Fire from the Clouds
written by: James Dean Collins
What in the hell was that?
George looked down; he was a little out of it. He sat at his station in the factory. His arm was operating the press just like always. He looked around but didn’t see anyone else. George was alone at the press he sat at for 10 years, or was it 20?
That damned alarm rang. Why was it going off now? What happened? George did the only thing he knew to do. He stopped the press and made his way toward the exit. He walked calmly until he saw a light outside, followed by the roar of an explosion.
Somehow, the alarm bells drowned out the sonic boom.
George ran outside. Did they bomb us again, He asked himself. He looked around but didn’t see anyone. There was smoke, however. There was a lot of smoke, especially in the direction of the old university. He broke into a jog and started toward the university. The brownstones looked to still be occupied and not burned out or abandoned. There were no sheets of plywood covering any of the doors or windows. The shops on the ground level looked vibrant and alive. Well, the colored logos in the windows and on the awnings did anyway. The town itself looked frozen in time, George didn’t see a single person or vehicle in motion. All of the cars were parked. In the distance was the city skyline, with the mirrored windows of the scrapers towering over the town like its protective older brother.
This place looked vibrant compared to what he remembered. Why was that, and where even was George? Why did this seem unfamiliar, and yet not?
About four blocks from the university where Helen worked he saw someone. His back was towards George. George noticed the man looking at the sky.
“Hey buddy, are you okay?” George asked. “What’s going on?”
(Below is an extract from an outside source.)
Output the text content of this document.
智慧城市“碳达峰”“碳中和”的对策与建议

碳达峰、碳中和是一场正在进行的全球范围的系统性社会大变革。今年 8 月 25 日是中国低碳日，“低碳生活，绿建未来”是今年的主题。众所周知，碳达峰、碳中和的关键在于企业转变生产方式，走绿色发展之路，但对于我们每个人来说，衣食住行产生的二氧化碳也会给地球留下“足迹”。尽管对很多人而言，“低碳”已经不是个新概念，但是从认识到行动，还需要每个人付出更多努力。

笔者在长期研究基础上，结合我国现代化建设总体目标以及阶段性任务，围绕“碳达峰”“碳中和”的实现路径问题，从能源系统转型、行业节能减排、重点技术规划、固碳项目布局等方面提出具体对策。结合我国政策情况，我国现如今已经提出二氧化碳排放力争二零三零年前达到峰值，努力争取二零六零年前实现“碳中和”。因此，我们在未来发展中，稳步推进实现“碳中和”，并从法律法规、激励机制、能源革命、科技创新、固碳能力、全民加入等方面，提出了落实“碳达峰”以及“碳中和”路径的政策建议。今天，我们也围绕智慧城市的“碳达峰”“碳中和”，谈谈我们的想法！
The man didn’t respond. George ran around him and took a look at him. It was grotesque. The man stared at the sky, but his pupils were gone. He wasn’t breathing, almost like a mannequin. He wore a suit and had thinning hair that was well kept. He didn’t breathe, almost as if he was petrified. His jaw was wide open as if someone was pulling the roof of his mouth back from behind his head.
George turned back and jogged down the street. He made his way toward the university, which was on a hill. There were people standing around it. Dozens, nearly a hundred of them, George guessed. Those people all looked to the sky the same way the man in the suit did. George noticed the flames, and he noticed the lights on the fire truck and the ambulances. George ran to the rubble and looked around. Instinctively he ran past everyone and started throwing debris. He had to find someone this time. Wait, this time? Did we rebuild the college? He stopped and looked at them all. They all looked to the skies.
“Hey!” George screamed. “People could be alive in here! We have to find them!”
No one responded. No one even breathed. George noticed something in that moment.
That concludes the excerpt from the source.